The complainant sought various outcomes, including compensation and re-employment, an independent investigation into Ansell’s supply chain, and a public acknowledgment by Ansell of its involvement in the alleged forced labour practices of its supplier.

Relevant OECD Guidelines

Outcome

Australian NCP’s initial assessment rejecting the complaint

On 24 March 2026, an Independent Examiner of the Australian NCP rejected the complaint. The Examiner decided that the complaint met all but one of the admissibility criteria and acknowledged that the complaint raised valid and serious concerns. However, acceptance of the complaint for further examination would not contribute to the purposes and effectiveness of the OECD Guidelines for two reasons:

  1. The Independent Examiner found that the individual complainant’s “style of engagement” persistently breached the requirement that all parties act in ‘good faith’ throughout the handling of their complaint, so “rendering a non-adversarial AusNCP dispute resolution process and outcome untenable.” According to the Examiner, “the current notifier has not engaged in good faith, as defined by the AusNCP complaint procedures. This includes failing to maintain confidentiality, misrepresenting the issues and the AusNCP process, threatening reprisals, and not genuinely engaging in the proceedings with a view to finding an OECD Guidelines-compatible solution to the issues raised.”
  2. The Independent Examiner found the evidence provided by Ansell to reflect an “informed awareness of its responsible business conduct expectations, including its use of leverage and provision of support to encourage remediation under a ‘directly linked’ scenario, as well as its commitment to an independent third-party review of its supply chain due diligence approach.” The Examiner acknowledged several measures taken by Ansell:

86. While this Final Statement does not determine whether Ansell’s actions are consistent with the OECD Guidelines, the Independent Examiner notes that the enterprise has acknowledged that it may be ‘directly linked’ to the alleged human rights impacts at the MediCeram facility through its business relationship with the supplier. The Independent Examiner further notes that Ansell has taken specific remediation steps, such as advance payments to help MediCeram facilitate the reimbursement of recruitment fees to affected workers. It has also committed to a review of its Supplier Management Framework, recognising that MediCeram previously did not fall within its scope, together with a broader third party review of its supply chain due diligence approach to better identify and mitigate future risks, while incorporating lessons learned.

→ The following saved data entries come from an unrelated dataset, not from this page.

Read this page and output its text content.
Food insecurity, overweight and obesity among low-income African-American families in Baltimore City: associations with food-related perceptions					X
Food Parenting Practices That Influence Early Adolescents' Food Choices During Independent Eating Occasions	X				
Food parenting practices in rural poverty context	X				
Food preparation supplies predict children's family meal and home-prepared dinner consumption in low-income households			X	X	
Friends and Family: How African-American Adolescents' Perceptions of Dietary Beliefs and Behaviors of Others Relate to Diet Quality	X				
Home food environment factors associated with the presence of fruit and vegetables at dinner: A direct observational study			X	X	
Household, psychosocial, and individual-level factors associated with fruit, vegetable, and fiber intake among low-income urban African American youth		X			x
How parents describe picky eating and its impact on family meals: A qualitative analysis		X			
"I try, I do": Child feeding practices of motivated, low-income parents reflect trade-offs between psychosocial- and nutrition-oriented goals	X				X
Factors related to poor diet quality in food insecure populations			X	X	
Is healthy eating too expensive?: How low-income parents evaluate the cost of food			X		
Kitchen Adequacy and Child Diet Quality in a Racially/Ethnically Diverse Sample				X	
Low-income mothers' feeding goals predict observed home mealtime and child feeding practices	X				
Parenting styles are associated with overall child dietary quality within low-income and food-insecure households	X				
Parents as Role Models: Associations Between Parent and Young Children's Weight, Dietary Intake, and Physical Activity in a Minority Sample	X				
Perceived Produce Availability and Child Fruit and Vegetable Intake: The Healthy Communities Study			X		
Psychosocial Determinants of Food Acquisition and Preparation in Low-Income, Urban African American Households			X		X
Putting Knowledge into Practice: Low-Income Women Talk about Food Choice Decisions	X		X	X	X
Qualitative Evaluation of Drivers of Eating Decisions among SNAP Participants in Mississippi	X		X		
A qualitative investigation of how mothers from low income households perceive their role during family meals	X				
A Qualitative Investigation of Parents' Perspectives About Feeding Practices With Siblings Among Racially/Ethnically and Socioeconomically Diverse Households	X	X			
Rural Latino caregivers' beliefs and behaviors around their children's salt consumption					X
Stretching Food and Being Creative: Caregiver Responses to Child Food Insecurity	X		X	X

Among other things, Ansell had either completed or committed to the following actions: an independent third-party expert review of its entire supply chain due diligence approach and public disclosure of the review, expansion of the Supplier Management Framework and audit threshold reassessment, cash flow support to workers, continued supplier engagement and monitoring, and collective action with other suppliers and independent organisations to provide support to former workers. While some of these measures may no longer have been achievable due to the winding up of MediCeram, “these commitments are indicative of Ansell’s intention to address the labour rights concerns raised in this complaint”.

Request for procedural review by the lead individual complainant

On 4 May 2026, the lead individual complainant submitted an application for procedural review of the NCP’s decision to reject the complaint.